Through the use of proprietary algorithms, Gecko was able to quickly pinpoint the locations of small scale defects. Defects are identified by geolocating the tube, height and angle of the reading that revealed tube wall thinning.  With the ability to deliver 50% of the data in just 24 hours after completion of the inspection, plant personnel were able to clearly identify the defects as UDC and could begin repair efforts. The remaining 50% of data was delivered just 24 hours after that. Using our interactive portal and downloadable thickness maps, the customer was able to conduct comprehensive repair planning that resulted in the boiler operating over 7 months without an unplanned outage.

Proof of Concept - a Good Way to Start

Rapid Ultrasonic Gridding (RUG) robots are the leading edge inspection technology for boilers and other fixed equipment. But, as with any innovative technology, companies are skeptical of committing to a large-scale project without a proof-of-concept demonstration.
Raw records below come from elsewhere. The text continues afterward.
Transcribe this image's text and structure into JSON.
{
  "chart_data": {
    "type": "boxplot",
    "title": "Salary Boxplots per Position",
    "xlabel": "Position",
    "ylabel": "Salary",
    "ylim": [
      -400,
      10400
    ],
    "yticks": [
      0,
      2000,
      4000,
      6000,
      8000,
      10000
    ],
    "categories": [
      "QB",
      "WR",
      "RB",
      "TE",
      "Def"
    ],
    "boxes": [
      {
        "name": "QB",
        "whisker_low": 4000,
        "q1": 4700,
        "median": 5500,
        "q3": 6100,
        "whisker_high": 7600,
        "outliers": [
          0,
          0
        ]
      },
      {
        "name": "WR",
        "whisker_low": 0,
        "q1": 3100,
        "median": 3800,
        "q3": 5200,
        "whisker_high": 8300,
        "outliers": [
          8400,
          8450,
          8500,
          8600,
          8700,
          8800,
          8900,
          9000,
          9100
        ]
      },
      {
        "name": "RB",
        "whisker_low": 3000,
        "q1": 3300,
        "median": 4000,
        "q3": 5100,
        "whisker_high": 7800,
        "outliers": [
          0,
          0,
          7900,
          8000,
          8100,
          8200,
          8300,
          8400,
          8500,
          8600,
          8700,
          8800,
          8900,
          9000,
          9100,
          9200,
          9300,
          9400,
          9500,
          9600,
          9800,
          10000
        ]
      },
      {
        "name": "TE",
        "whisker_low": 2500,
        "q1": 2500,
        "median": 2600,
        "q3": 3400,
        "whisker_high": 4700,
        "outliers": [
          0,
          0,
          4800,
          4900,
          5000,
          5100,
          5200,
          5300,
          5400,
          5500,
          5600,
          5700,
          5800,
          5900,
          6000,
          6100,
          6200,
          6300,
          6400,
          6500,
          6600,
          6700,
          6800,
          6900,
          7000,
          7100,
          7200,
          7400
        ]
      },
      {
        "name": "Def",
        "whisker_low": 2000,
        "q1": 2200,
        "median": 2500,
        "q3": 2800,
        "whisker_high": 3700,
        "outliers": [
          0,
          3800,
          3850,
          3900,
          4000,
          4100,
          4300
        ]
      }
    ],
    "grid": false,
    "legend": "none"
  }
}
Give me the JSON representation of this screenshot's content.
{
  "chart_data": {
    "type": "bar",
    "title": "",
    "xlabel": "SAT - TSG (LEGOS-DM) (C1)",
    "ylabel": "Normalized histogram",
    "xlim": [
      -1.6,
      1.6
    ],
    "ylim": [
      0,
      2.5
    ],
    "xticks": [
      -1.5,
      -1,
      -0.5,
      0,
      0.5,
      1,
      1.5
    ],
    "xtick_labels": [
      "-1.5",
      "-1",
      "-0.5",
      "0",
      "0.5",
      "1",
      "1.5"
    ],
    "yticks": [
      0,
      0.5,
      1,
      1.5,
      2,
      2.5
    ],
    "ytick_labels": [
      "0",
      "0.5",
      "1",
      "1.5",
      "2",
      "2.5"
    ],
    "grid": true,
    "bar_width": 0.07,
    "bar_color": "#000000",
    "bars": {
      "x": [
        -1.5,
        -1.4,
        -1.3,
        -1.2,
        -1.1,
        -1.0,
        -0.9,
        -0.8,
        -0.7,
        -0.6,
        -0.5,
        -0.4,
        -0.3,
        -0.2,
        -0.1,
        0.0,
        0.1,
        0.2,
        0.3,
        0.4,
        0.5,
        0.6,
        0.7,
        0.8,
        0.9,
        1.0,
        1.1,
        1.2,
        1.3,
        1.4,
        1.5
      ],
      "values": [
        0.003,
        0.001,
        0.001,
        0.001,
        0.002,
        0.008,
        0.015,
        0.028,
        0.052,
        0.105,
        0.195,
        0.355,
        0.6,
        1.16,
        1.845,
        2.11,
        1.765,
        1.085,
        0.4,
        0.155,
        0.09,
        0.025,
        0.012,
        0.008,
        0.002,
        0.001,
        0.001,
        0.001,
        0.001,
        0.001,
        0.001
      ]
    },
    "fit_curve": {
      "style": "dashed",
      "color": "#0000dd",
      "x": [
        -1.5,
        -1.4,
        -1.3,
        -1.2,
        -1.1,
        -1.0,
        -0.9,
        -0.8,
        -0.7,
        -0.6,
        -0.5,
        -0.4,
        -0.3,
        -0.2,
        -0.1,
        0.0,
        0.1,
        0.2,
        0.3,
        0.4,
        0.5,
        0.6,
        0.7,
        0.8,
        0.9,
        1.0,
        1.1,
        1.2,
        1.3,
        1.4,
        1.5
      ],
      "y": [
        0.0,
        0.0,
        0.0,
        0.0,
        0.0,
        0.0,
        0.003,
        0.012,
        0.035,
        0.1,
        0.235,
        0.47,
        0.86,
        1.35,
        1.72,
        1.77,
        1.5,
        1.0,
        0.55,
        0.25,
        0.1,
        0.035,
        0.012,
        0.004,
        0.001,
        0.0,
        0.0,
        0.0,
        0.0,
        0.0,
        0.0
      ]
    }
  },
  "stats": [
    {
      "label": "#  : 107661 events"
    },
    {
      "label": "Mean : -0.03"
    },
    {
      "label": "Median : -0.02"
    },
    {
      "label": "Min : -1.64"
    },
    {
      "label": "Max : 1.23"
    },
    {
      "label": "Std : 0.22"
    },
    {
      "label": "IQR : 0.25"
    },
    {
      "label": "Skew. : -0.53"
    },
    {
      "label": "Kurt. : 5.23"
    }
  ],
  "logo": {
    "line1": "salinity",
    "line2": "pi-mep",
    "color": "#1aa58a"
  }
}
For the power generation company referenced in this case, Gecko was brought in to do just one unit in the plant. As described, the assignment was completed in 3 days, with minimal logistics required for tube access.

Because of the success of the initial engagement, Gecko was awarded multiple unit inspections by the power generation company. At this writing, we have completed five unit inspections, with an expanded scope of work to include scanning for external wear, as well as ID corrosion.

Proof-of-Concept engagements and other one-off assignments have proven to be good starting points for power generation companies like this one. Company and engineering management are able to see first-hand the value that Gecko Robotics delivers. In this case, and many others, Gecko’s scope of work and length of engagement are expanded as a result.